Although it had been a delicious distraction, she was too full to eat more pizza, which was a pity, she thought, because it would have come in handy right then. She didn’t know what to say. She let out a small breath and straightened up in her chair, meeting his gaze.

“Alessandra? Is that a family name?”

“No,” she said, and faltered. “My mother… was a romantic.”

Grayson sat forward.

“Was?”

Lexi nodded, shifting in her chair. Her left knee was twinging a little where he’d flipped her earlier.

“She passed away when I was little.”

This was always so hard. The few times she’d told anyone about her mother, she hated the pitying looks and awkward questions.

It always felt like sharing about her own life was somehow more upsetting for anyone listening, so she’d stopped. Sticking her leg out onto the coffee table, she readjusted and looked back at Grayson.

“Next question?”

He sat for a long minute, studying her. Grateful she didn’t see pity in his eyes, she didn’t feel the urge to over-explain.

“What about instead of questions, you tell me what you think I need to know, Miss?”

The chair made the occasional squeak as she pushed against the table, rocking. She wanted another few minutes to think about it.

“Do you have an ice pack or two?” she asked.

Grayson nodded and stood, stretching his arms back behind his head and rubbing his shoulder. The movement made the soft black t-shirt mold to his chest and caused his sleeves to ride up over the cut in his biceps.

As he reached towards the ceiling, the edge of his shirt rose just high enough to float up over the waistband of his jeans, revealing a tapered ‘V’ cut around his hips. After he walked away, she let out the breath she’d been holding. Damn, the man was cut.

Thinking of what he might want to know, she waited quietly until he came back. With one ice pack laid on her knee, she lifted the other one to her lip. The swollen edge had been irritating all day, and it didn’t help that she couldn’t stop playing with it.

“I live a neighborhood or so from the gym,” she began, speaking around the ice pack.

He nodded for her to keep going as he took his rocks glass back to the minibar.

“I’m in the gym six or seven days a week. I took self defense lessons for years, and then I joined a dojo back by where my father lives. Technically, I’m a second-degree black belt, but I’m not involved in tournaments anymore. I help referee the occasional tournament, but that’s it.”

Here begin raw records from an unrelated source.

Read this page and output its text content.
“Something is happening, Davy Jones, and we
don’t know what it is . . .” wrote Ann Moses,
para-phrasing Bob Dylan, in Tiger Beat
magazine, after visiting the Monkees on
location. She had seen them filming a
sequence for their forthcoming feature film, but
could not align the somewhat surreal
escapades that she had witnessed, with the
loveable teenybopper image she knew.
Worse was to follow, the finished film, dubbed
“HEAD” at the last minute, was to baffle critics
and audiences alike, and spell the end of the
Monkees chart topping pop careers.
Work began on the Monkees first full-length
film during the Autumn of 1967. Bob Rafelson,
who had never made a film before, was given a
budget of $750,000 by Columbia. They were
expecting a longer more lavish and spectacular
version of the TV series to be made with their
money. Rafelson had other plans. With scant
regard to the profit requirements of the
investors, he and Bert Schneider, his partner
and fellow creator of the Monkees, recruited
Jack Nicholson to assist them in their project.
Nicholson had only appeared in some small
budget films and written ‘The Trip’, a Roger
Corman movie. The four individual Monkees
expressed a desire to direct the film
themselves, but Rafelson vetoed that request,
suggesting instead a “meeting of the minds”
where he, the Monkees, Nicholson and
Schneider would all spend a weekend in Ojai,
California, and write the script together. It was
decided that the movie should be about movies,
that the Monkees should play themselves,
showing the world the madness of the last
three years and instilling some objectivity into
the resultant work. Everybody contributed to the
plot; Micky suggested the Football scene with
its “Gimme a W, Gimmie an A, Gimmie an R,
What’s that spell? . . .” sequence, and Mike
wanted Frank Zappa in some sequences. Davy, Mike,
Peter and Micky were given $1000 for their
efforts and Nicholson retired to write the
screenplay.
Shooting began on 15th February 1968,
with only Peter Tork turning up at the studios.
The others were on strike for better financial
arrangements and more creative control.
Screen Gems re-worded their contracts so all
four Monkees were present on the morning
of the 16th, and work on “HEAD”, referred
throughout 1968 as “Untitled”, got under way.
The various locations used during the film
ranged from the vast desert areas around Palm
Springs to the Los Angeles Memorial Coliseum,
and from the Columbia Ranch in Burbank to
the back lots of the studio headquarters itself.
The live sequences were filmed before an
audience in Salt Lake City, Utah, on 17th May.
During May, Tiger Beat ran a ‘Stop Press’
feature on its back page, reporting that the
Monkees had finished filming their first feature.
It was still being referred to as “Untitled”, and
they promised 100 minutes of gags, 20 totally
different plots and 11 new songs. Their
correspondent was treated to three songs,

Lexi sighed and shifted the ice pack on her knee up to a better spot.

“I went to school at night and used fighting to pay for most of it. I also worked as a waitress for a while. I hated it.”

“Not into customer service?” he asked with a grin.

Lexi snorted. “Not into guys pinching my ass and expecting not to get their meal in their laps.”

Grayson chuckled.

“Please tell me you were never one of those guys,” she asked.

“No. I like to keep my pinching life private.”

She toasted him with her water bottle and realized it was empty.

“Do you mind?”

He stood again, and she was teased with another brief glimpse of skin at his waist as he went to get her another water.

“Keep going,” he urged.

“Oh. Well, I don’t have a favorite color unless you count black.”

“When’s your birthday?” he asked, handing her a fresh bottle.

“June.”

His gaze stayed on her expectantly until she followed up with, “June fifth.”

“A June-bug,” he mused, as he sat back on the couch. Lexi felt the color drain from her face. Memories came rushing back as she sat. The cap of the bottle left ridges in her skin she couldn’t feel as she squeezed.

Her mother standing in their kitchen, asking her June-bug to roll out the cookie dough; helping weed in the garden, and her mother’s laughter at how dirty her little June-bug was. Her heart pounded, and she felt the blood rush from her face so fast it left her lightheaded.

“Please,” she whispered, unable to look at him. “Please don’t say that.”